OK, I know a lot of people like these dishes and I’m not dissing you. But I hate them.
“What’s for dinner?” I might ask home from school.
If one of these was the answer I knew I was in for a salt-laden hell.
“Tuna casserole.” My mom never used noodles. She used potato chips.
“Creamed chipped beef on toast.” It didn’t just taste like someone had stirred pieces from the bottom of the Great Salt Lake in a pan with flour and milk, it looked horrible.
“I just can’t make you happy,” she said when I groaned or (oh my god!) didn’t eat (much) of the portion on my plate.
My dad called creamed chipped beef “army food” but he liked it. My brother liked it. My mom liked it, but I hated it. “You’re just fussy,” my mom.
There were other gross looking dishes that weren’t quite as terrible to eat. Creamed hard boiled eggs on toast.
Hamburger gravy on mashed potatoes.
Then there was boiled beef and potatoes which stank up the house. Even after all day in the pot, the beef might still be chewy. It might also fall apart. No way to know.

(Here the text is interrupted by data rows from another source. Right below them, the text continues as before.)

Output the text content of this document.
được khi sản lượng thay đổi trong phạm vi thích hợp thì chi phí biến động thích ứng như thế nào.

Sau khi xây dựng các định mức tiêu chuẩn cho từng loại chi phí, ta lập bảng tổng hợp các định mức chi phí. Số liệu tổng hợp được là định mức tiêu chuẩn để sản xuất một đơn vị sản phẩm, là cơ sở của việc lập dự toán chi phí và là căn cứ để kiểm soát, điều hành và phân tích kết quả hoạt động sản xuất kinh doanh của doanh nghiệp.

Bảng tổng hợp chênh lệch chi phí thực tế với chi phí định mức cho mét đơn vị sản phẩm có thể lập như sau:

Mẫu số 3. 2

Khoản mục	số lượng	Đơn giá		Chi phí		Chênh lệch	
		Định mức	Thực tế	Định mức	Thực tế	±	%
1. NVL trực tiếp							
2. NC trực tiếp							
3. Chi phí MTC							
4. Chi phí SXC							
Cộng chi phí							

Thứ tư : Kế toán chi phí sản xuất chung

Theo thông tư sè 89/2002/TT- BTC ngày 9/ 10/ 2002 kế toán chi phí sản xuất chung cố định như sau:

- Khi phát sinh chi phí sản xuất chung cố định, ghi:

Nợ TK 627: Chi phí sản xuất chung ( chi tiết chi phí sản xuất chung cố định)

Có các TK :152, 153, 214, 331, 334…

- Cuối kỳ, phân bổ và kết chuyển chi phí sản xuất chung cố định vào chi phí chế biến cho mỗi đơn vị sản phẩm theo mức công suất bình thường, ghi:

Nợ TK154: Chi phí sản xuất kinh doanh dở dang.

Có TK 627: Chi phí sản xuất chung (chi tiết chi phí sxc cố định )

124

When I was very small and didn’t understand three dimensions, I tried to hide it by sticking it under my plate where, at least, I couldn’t see it.
“Take that good meat out from under your plate, put it on your plate and eat it.” Followed by, “You’re going to sit there until you finish your supper.” It was a test of wills at that point.
I think my mom was a good cook, but the foods she enjoyed were just different from those I enjoyed. In order to make this blog post a little bit more interesting and less about my own personal experience, I did a little research into why taste preferences vary between people. I didn’t get any surprising information. Some of it is based on the associations we have with a particular food.
My mom grew up on a farm during the Depression, and I think creamed chipped beef on toast might have been both a treat and a kind of comfort food for her. In my mom’s world, as she was growing up, there were no refrigerators. Dried, salted meat was safe meat. I took a survey years ago. Not a Facebook quiz, but a legit quiz to determine what people believed was the greatest invention of the 20th century. Among the choices was refrigeration.
The boiled beef and potatoes? Home food for my mom. She lived in a world replete with vegetables but where meat could be scarce, and definitely not the fancy cuts.
I can’t speak to the tuna casserole except maybe she didn’t have taste receptors as sensitive to salt as I do. I guess that could be a product of our individual DNA, or her chain smoking.
My mom liked to cook and over time she tried out a lot of new recipes and made many delicious meals, but the memory of these old standbys from my school years could never be erased by prime rib and Yorkshire pudding. The was the ever present possibility of their return. I started cooking at age 7. My mom knew a good thing when it happened to her. She took advantage of what seemed to be my aptitude for the culinary arts and started teaching me. I was able to make stuff I liked like tacos and spaghetti (not together).